The cleanest way to do it is to have a build_dataset.py file that will be called once at the start of the project and will create the split into train, dev and test. Optionally, calling build_dataset.py can also download the dataset. We need to make sure that any randomness involved in build_dataset.py uses a fixed seed so that every call to python build_dataset.py will result in the same output.

Never do the split manually (by moving files into different folders one by one), because you wouldn’t be able to reproduce it.

An example build_dataset.py file is the one used here in the vision example project.

## Details of implementation

Let’s illustrate the good practices with a simple example. We have filenames of images that we want to split into train, dev and test. Here is a way to split the data into three sets: 80% train, 10% dev and 10% test.

filenames = ['img_000.jpg', 'img_001.jpg', ...]

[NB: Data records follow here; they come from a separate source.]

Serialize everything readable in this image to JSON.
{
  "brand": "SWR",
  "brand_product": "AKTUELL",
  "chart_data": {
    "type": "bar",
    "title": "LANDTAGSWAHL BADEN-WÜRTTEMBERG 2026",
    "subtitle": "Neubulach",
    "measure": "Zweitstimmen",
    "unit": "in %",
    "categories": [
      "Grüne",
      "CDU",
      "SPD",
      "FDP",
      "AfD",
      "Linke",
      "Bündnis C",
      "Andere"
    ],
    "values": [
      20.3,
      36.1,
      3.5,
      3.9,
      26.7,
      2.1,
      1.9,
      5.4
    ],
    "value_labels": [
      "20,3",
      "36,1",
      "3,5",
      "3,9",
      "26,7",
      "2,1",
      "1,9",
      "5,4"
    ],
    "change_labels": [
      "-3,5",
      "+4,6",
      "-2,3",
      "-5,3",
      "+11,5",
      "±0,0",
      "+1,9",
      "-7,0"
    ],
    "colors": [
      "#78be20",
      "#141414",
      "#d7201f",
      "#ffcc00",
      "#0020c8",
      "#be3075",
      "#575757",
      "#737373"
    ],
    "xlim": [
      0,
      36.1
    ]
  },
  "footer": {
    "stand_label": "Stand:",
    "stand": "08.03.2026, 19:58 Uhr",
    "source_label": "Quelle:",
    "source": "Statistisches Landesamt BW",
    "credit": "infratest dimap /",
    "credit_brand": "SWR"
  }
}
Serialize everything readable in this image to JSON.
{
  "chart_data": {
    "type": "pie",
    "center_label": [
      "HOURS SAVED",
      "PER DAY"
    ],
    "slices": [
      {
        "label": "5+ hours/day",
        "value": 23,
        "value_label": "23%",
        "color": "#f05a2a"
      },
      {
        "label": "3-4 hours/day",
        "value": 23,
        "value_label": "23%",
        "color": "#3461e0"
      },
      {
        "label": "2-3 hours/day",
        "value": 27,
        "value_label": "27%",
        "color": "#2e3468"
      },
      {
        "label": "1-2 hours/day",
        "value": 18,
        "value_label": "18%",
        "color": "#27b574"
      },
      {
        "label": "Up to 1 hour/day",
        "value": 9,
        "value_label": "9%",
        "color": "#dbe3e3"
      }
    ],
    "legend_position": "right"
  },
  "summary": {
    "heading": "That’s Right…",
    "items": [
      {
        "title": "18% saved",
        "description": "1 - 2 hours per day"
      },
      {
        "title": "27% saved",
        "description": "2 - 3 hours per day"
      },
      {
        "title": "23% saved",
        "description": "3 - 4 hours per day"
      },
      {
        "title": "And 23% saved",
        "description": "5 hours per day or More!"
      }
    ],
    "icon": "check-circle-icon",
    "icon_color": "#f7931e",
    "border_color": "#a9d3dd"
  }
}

split_1 = int(0.8 * len(filenames))
split_2 = int(0.9 * len(filenames))
train_filenames = filenames[:split_1]
dev_filenames = filenames[split_1:split_2]
test_filenames = filenames[split_2:]


Ensure that train, dev and test have the same distribution if possible

Often we have a big dataset and want to split it into train, dev and test set. In most cases, each split will have the same distribution as the others.

What could go wrong? Suppose that the first 100 images (img_000.jpg to img_099.jpg) have label 0, the 100 following label 1, … and the last 100 images have label 9. Then the above code will make the dev set only have label 8, and the test set only label 9.

We therefore need to ensure that the filenames are correctly shuffled before splitting the data.

filenames = ['img_000.jpg', 'img_001.jpg', ...]
random.shuffle(filenames)  # randomly shuffles the ordering of filenames

split_1 = int(0.8 * len(filenames))
split_2 = int(0.9 * len(filenames))
train_filenames = filenames[:split_1]
dev_filenames = filenames[split_1:split_2]
test_filenames = filenames[split_2:]


This should give approximately the same distribution for train, dev and test sets. If necessary, it is also possible to split each class into 80%/10%/10% so that the distribution is the same in each set.

Make it reproducible

We talked earlier about making the script reproducible. Here we need to make sure that the train/dev/test split stays the same across every run of python build_dataset.py.

The code above doesn’t ensure reproducibility, since each time you run it you will have a different split.

To make sure to have the same split each time this code is run, we need to fix the random seed before shuffling the filenames:

Here is a good way to remove any randomness in the process:

filenames = ['img_000.jpg', 'img_001.jpg', ...]
filenames.sort()  # make sure that the filenames have a fixed order before shuffling
random.seed(230)
random.shuffle(filenames) # shuffles the ordering of filenames (deterministic given the chosen seed)

split_1 = int(0.8 * len(filenames))
split_2 = int(0.9 * len(filenames))
train_filenames = filenames[:split_1]
dev_filenames = filenames[split_1:split_2]
test_filenames = filenames[split_2:]


The call to filenames.sort() makes sure that if you build filenames in a different way, the output is still the same.